“The National Socialist ‘euthanasia’ and its victims in the territory of the present-day Czech Republic 1939–1945 – an Austrian-German-Czech research project as a contribution to the coming to terms with this shared history”
To date it remains little known that the murders committed within the Nazi euthanasia programme also included the territory of the present-day Czech Republic which was then occupied by Germany. Between October 2007 and September 2008, the Hartheim and Pirna-Sonnenstein Memorials and the Czech Academy of Sciences carried out a joint research project to fill this gap in the scholarship and to record the names and details of the murdered people of this region. On the website below you can see all the information and documents that the researchers managed to find, along with an insight into this chapter of the Nazi occupation that had been long overlooked.
Research project: Niedernhart Mental Institute
For several years there has been ongoing research in the Place for Learning and Remembrance into the Niedernhart Mental Institute (later the Wagner-Jauregg Hospital, today the Neuromed Campus) in Linz. The focus is on the “decentralised” nature of the Nazi euthanasia, on the murder of psychiatric patients by doctors and nurses inside the institute itself. One aspect is the names of the people who died in Niedernhart during the National Socialist years and the location of their remains.
The victims of “Aktion T4” in Bavaria
In 2019, a project on the victims of "Action T4" in Bavaria was initiated as part of a collaboration with the Grafeneck and Pirna-Sonnenstein memorial sites. The aim of this multi-year research project, conducted jointly with the Bavarian districts, was to clarify disputed cases where the actual place of death was not fully established and to improve the database entries. A travelling exhibition was also developed, which was completed in 2025.

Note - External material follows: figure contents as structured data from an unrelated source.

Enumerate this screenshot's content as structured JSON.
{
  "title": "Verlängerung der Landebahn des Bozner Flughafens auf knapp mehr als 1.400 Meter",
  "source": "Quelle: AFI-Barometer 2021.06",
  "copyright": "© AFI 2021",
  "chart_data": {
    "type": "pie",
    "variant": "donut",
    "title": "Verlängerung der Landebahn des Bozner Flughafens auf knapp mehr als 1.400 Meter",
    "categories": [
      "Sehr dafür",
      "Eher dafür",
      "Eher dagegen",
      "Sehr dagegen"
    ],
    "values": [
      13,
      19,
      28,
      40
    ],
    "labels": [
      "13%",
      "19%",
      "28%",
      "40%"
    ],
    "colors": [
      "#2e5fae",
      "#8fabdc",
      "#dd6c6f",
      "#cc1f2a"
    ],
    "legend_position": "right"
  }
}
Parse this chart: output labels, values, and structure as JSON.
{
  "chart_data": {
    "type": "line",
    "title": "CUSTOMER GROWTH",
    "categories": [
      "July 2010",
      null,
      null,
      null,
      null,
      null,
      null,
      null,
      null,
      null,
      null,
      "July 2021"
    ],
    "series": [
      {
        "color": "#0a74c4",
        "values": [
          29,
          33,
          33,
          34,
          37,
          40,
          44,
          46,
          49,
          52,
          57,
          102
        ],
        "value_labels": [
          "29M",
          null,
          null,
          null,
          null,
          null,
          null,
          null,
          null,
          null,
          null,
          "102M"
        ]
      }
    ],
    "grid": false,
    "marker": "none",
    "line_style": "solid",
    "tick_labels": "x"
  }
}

The accompanying publication to the travelling exhibition "Ermordet in Grafeneck, Hartheim und Pirna-Sonnenstein. Die Opfer der "Aktion T4" aus Bayern" ("Murdered in Grafeneck, Hartheim and Pirna-Sonnenstein: The Victims of 'Action T4' from Bavaria"), published in 2025, brings together 14 life stories of people with disabilities and mental illnesses from Upper and Lower Bavaria, the Upper Palatinate, Upper, Middle and Lower Franconia, and Swabia. During the Nazi era, they were stigmatized by medical, nursing, and administrative staff as supposedly "lives unworthy of life" and ultimately murdered in one of the three "Action T4" killing centers: Grafeneck, Hartheim, or Pirna-Sonnenstein.
Boris Böhm, Peter Eigelsberger, Daniel Hildwein, Hagen Markwardt (Red.): Ermordet in Grafeneck, Hartheim und Pirna-Sonnenstein. Die Opfer der "Aktion T4" aus Bayern, Alkoven 2025, ISBN: 978-3-9504504-5-3
“Foreign-race children’s homes” project group
A project group at Hartheim Castle – Place for Learning and Remembrance, consisting of in-house staff plus other researchers, is investigating the history of the “foreign-race children’s homes” within the territory of the “Gau Upper Danube” in the National Socialist period. The “foreign-race children’s homes” were institutions in which children of Eastern European and Soviet forced labourers were housed after being taken from their mothers. They often lived under inhuman conditions. Many of the infants died of malnourishment and neglect.
The aim of the project to promote historical research into as many of the homes as possible (there were around a dozen in the territory of the “Gau Upper Danube”), to create an “atlas” of the homes and publish the findings in an anthology within the history series of Hartheim Castle – Place for Learning and Remembrance. But another objective is to initiate and promote local commemorative work.